L'intelligence artificielle dans le processus de recrutement

16 mars 2021 par
BECI Community

[article invité]

L’intelligence artificielle – c’est-à-dire l’ensemble des systèmes qui font preuve d’un comportement intelligent en analysant leur environnement et en prenant des mesures avec un certain degré d’autonomie pour atteindre des objectifs spécifiques – fait déjà partie de notre quotidien dans de nombreux domaines, au point d’être considérée par la Commission européenne comme l’une des technologies les plus stratégiques du 21ème siècle (1).

Appliquée au recrutement, l’intelligence artificielle (« IA ») est déjà une réalité pour de nombreuses entreprises (2) et même une nécessité en raison de la crise sanitaire actuelle qui impose la limitation des contacts sociaux. L’IA suscite également de nombreuses craintes liées aux risques de discrimination et à l’opacité de ses méthodes.

Qu’en est-il en pratique et quel est le cadre normatif applicable?

En pratique :

Actuellement, les solutions utilisant l’IA (sous la forme de logiciels, algorithmes, tests automatisés, etc.) se concentrent surtout sur les premières phases du recrutement: le sourcing, le matching et le scoring des profils. La finalisation du processus de recrutement reste en général effectuée par le recruteur en personne qui peut ainsi se recentrer sur les tâches à plus forte valeur ajoutée. Mais les solutions utilisant l’intelligence artificielle pourraient déjà aller beaucoup plus loin: anticiper la mobilité future d’un travailleur, analyser la présence des candidats sur les réseaux sociaux, voire mener des entretiens par téléphone ou vidéo au moyen de chatbots (programmes capables de communiquer avec un humain). Sur un autre terrain, les institutions de sécurité sociale et d’inspection du travail seraient susceptibles elles-aussi de recourir à l’IA en vue de détecter les fraudes (3).
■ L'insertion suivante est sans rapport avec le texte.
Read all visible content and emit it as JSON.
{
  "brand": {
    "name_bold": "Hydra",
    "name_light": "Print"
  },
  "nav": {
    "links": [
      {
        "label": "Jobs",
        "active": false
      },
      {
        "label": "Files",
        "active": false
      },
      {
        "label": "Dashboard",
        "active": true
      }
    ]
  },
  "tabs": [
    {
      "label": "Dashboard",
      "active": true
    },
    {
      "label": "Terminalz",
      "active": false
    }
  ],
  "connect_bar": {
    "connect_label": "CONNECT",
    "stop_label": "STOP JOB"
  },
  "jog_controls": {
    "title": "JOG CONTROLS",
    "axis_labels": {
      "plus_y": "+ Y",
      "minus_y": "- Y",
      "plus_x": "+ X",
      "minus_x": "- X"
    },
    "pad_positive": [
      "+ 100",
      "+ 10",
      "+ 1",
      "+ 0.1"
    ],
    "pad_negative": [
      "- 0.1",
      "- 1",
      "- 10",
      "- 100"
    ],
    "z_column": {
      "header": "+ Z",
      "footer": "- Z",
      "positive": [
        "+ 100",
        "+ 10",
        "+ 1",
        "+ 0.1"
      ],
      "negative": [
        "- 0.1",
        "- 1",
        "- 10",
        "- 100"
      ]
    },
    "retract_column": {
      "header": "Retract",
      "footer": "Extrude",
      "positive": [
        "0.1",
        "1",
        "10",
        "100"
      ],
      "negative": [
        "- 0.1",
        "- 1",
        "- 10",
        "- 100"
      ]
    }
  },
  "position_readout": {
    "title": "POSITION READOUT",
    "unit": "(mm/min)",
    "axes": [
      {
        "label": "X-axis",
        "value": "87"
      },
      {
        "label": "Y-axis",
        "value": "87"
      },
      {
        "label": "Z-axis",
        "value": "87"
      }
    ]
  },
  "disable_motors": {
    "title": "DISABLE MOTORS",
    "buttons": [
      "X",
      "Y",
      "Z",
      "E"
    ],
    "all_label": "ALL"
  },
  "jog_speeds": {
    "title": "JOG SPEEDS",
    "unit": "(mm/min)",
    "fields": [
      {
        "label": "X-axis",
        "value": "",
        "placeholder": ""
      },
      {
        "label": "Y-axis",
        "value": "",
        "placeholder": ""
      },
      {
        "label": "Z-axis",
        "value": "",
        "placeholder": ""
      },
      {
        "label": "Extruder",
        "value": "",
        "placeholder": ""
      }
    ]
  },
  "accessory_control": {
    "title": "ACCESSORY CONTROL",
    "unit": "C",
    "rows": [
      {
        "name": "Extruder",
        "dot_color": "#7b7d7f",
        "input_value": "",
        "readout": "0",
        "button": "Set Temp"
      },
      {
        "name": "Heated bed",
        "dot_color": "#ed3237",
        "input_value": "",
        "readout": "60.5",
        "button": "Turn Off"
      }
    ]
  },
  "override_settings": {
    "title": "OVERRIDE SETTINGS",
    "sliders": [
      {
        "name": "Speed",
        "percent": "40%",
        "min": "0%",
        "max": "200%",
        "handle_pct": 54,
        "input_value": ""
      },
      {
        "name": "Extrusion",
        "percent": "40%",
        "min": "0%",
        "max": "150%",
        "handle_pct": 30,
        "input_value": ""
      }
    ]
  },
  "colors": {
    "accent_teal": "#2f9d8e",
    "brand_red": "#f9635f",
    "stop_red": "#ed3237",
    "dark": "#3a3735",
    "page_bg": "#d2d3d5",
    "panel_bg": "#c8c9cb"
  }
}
Quels sont les avantages ?

· L’IA permet un gain de temps et d’argent lors des processus de recrutement en réalisant les phases chronophages, fastidieuses et répétitives, telles que le tri des CV, la pré-qualification des profils, les réponses à des questions simples et les tests psychométriques, qui représentent environ 80% du temps de travail du recruteur.

· Les outils d’IA conviennent particulièrement à des grandes entreprises dans lesquels de forts volumes de candidatures sont reçus. Certains secteurs sont donc plus concernés: banque, assurance, pharmaceutique, grande distribution.

· Les recruteurs peuvent se concentrer sur la recherche directe du bon profil. Cette meilleure réactivité profite également aux candidat-e-s.

Et les inconvénients ?

· Les solutions IA présente un potentiel discriminatoire en raison des biais résultant du type de données injectées dans les algorithmes.

· Le recrutement basé sur l’IA pourrait entraîner un risque d’uniformisation des profils dans l’entreprise, sans cesse à la recherche du « candidat idéal », avec pour conséquence une réduction de la capacité d’adaptation de l’entreprise face au changement.

· L’IA reste peu indiquée pour le recrutement de profils cadres, stratégiques, les fonctions requérant une expertise et une expérience particulières, ainsi que pour évaluer les soft-skills des candidats.

Existe-t-il un cadre normatif à l’utilisation des solutions IA dans le recrutement ?

  • La réponse est oui. Les dispositions du Règlement général sur la protection des données (4) (RGPD) s’appliquent au profilage et à la prise de décision automatisée. Ainsi:

– Seules les données à caractère personnel strictement nécessaires à la sélection des candidats peuvent être collectées et enregistrées.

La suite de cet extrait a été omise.